A timely, relevant post from Arby’s about Pharrell’s hat during the Grammys is fun. But when it’s posted on Twitter, where @Pharrell is prolific, using his handle at a time when we know he’s actively tweeting (through active listening), this leads to a retweet, driving distribution, engagement and eventually becomes trending.
This is when you see real ROI for your social effort.
Today’s “on fleek” is tomorrow’s #justsayin (correct at time of writing, insert current post-millennial buzzword as appropriate). So a brand team (and, if required, legal team) need to have the confidence, and structure, to sign this social content off in real-time.
Clear guidelines, frameworks and any compliance rules need to be agreed upfront. Well thought-through plans and a set morning call or ‘scrum’ to sift through the ideas can serve to free up the creative process, empowering your content creators to deliver award-winning agility.
A back-up plan
Where the news goes, nobody knows, and the internet is littered with awful examples of forced reactive social posts offering zero value to the audience, clearly irrelevant to the brand’s objectives or erroneously based on last year’s audience behaviour data. So, it’s crucial that a newsroom set-up plans for slow news days.

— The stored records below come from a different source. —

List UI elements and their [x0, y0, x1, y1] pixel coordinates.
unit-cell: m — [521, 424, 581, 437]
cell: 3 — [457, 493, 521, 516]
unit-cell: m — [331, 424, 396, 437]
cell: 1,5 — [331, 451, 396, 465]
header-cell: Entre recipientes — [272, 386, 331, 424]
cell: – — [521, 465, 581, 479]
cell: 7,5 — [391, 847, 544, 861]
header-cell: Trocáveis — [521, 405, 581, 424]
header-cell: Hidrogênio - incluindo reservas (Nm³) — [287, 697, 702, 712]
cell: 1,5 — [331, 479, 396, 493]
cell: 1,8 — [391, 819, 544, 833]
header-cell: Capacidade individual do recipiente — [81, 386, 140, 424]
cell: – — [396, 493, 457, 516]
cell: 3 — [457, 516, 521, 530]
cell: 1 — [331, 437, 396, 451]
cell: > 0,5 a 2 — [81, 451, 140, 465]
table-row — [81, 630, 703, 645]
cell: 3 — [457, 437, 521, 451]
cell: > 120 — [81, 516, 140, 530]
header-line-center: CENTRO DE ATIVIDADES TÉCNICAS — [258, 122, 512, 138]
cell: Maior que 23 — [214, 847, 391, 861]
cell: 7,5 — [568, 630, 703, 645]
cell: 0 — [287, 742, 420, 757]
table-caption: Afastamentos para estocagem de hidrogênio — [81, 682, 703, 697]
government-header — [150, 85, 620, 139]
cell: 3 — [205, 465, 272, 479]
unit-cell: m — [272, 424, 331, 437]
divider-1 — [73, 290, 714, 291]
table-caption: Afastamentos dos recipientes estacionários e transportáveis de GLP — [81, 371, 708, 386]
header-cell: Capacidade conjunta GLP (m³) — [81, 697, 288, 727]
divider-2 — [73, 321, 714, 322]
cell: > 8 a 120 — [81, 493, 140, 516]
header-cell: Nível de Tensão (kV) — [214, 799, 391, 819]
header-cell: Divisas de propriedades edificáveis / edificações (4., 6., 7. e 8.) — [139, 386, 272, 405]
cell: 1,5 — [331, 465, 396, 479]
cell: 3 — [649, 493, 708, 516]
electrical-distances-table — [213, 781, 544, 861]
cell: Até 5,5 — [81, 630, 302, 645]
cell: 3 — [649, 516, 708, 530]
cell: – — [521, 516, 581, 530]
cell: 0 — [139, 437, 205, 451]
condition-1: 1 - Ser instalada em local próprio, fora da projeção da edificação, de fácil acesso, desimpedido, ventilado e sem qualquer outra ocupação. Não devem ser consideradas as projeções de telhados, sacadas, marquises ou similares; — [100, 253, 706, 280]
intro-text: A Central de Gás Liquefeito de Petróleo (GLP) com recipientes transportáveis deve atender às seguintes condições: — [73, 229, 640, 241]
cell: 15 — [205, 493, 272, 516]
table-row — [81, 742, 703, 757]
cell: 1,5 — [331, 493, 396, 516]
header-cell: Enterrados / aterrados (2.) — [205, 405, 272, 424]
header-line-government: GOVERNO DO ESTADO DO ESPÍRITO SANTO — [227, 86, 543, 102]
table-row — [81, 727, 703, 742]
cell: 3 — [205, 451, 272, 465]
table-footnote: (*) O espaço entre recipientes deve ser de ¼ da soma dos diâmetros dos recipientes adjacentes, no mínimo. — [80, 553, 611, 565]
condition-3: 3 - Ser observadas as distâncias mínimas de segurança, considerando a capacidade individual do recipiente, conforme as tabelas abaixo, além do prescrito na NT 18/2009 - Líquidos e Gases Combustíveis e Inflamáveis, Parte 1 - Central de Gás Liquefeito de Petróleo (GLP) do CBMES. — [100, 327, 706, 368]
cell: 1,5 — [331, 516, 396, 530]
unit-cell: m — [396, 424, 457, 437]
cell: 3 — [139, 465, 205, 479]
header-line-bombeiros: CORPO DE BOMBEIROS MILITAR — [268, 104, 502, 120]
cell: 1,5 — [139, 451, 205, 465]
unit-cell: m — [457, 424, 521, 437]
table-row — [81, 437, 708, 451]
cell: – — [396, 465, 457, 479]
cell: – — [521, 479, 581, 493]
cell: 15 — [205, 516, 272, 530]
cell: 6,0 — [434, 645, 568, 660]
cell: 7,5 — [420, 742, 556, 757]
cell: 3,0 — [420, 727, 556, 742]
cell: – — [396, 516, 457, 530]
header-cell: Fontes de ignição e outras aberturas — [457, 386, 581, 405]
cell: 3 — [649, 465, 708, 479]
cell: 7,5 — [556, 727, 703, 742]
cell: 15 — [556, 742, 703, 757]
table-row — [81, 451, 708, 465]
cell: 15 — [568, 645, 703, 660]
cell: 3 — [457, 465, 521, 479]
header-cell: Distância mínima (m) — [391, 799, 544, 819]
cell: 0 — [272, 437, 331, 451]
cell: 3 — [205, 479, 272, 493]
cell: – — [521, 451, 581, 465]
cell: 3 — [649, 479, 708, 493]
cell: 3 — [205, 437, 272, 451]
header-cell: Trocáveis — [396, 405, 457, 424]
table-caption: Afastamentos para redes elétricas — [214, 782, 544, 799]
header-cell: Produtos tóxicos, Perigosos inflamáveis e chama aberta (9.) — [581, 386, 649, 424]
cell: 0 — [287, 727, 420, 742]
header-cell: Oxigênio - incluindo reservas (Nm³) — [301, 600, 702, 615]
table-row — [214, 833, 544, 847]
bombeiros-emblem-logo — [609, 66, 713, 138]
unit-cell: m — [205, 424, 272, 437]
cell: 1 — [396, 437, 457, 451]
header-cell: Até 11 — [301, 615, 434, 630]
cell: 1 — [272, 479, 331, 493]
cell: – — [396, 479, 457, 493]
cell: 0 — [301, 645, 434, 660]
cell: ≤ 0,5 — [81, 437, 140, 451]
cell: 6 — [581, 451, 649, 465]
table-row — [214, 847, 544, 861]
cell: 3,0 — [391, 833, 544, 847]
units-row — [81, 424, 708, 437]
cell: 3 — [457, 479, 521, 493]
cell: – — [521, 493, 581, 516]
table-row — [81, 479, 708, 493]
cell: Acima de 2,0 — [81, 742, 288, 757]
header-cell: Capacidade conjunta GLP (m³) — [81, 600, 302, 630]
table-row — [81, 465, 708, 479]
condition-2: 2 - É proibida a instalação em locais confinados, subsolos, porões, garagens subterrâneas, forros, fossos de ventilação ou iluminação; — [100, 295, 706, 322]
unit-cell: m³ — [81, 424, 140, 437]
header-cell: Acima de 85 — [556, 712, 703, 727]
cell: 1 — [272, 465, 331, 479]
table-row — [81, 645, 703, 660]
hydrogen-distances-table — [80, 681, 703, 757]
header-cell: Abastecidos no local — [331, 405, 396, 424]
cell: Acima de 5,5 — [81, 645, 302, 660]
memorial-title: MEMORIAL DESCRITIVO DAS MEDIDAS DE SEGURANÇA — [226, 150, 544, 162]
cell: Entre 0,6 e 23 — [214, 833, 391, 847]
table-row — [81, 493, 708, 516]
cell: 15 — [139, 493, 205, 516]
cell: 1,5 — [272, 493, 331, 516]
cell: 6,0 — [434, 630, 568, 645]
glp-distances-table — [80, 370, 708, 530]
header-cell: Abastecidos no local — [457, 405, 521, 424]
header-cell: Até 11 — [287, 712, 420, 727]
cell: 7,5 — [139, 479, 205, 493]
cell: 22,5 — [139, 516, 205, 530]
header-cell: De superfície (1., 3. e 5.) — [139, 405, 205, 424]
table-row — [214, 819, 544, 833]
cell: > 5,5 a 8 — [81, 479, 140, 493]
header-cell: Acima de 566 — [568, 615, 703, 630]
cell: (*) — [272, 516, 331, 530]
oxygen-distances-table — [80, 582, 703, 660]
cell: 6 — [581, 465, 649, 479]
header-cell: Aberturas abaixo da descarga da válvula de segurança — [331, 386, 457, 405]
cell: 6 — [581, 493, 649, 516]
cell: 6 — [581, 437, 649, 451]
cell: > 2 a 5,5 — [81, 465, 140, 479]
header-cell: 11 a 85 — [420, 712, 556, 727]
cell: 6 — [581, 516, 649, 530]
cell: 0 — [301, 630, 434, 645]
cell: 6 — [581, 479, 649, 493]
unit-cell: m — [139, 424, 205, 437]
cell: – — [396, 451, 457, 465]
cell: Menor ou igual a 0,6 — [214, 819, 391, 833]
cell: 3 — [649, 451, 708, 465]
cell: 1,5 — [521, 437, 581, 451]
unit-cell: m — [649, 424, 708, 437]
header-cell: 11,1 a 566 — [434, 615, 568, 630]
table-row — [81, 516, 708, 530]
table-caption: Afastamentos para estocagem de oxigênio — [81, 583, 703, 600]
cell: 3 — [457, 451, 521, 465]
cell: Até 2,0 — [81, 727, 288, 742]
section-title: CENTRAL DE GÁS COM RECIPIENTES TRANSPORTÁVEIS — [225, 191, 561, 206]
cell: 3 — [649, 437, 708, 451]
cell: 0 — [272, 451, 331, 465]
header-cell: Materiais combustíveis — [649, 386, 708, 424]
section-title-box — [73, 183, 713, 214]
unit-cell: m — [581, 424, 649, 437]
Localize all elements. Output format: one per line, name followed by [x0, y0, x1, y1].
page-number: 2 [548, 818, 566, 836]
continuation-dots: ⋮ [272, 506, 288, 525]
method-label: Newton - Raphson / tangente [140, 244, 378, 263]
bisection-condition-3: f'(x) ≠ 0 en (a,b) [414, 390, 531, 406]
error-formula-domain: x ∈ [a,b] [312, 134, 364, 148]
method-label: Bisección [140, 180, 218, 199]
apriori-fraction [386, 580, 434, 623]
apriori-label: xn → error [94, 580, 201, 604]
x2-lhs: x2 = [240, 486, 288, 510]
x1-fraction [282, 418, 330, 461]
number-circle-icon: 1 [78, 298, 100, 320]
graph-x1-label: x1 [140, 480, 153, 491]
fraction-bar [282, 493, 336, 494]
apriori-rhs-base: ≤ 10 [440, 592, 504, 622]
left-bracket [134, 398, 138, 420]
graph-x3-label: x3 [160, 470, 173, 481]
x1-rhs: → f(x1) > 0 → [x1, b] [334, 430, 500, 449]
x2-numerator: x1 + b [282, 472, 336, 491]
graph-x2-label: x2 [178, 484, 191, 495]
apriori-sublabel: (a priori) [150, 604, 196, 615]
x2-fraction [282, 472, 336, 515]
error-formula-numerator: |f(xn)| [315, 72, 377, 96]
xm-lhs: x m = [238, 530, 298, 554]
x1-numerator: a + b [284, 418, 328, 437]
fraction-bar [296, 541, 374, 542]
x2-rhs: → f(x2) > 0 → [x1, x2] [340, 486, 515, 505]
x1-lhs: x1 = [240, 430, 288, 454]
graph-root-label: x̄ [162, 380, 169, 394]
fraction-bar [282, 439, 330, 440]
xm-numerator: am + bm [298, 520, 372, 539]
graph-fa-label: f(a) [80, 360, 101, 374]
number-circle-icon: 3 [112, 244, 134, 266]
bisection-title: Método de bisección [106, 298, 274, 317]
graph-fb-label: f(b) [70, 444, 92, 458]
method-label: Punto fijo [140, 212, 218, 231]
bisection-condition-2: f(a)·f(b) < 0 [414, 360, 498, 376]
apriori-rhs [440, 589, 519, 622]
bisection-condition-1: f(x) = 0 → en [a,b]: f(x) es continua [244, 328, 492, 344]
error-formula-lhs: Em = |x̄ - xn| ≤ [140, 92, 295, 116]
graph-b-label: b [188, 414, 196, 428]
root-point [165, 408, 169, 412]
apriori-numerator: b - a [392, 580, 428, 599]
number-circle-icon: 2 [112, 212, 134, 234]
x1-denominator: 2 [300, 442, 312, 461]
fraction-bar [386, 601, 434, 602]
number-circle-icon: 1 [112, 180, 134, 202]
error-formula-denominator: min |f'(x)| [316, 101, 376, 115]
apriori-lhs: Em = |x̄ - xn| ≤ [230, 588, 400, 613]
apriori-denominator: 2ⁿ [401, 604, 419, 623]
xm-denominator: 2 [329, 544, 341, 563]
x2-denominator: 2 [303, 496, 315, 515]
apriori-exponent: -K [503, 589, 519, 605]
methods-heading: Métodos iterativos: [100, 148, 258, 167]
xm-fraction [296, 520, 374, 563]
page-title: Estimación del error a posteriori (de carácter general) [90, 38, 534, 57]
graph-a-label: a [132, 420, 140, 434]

A steady stream of everyday content should ideally still form part of your branded content offering.
Planned agility, the process whereby your content creators schedule some ‘we know it’s going to happen we just don’t know when’ content, is another way to bulk out your monthly content calendar with some of the topics you’re looking to capitalise on, such as the birth of a royal or the Pluto fly-by.
The right tools and tech
Platforms are increasingly developing components that are of obvious value to the nimble newsroom approach for brands.
Any number of active listening tools can help you keep your finger on the pulse, while Twitter has unveiled a new set of tools designed to enable brands to better prepare for real-time campaigns.
Video too is becoming far easier to implement in real-time.
The merits of Periscope over Meerkat (and vice versa) will continue to be debated, but the game of one-upmanship in terms of adding new functionality (for example, you can now live-stream from a Go Pro via Meerkat) can only be of help to brands looking at taking a newsroom approach to event marketing
Today’s newsrooms can truly be nimble, and with a little bravery, every brand can reap the rewards.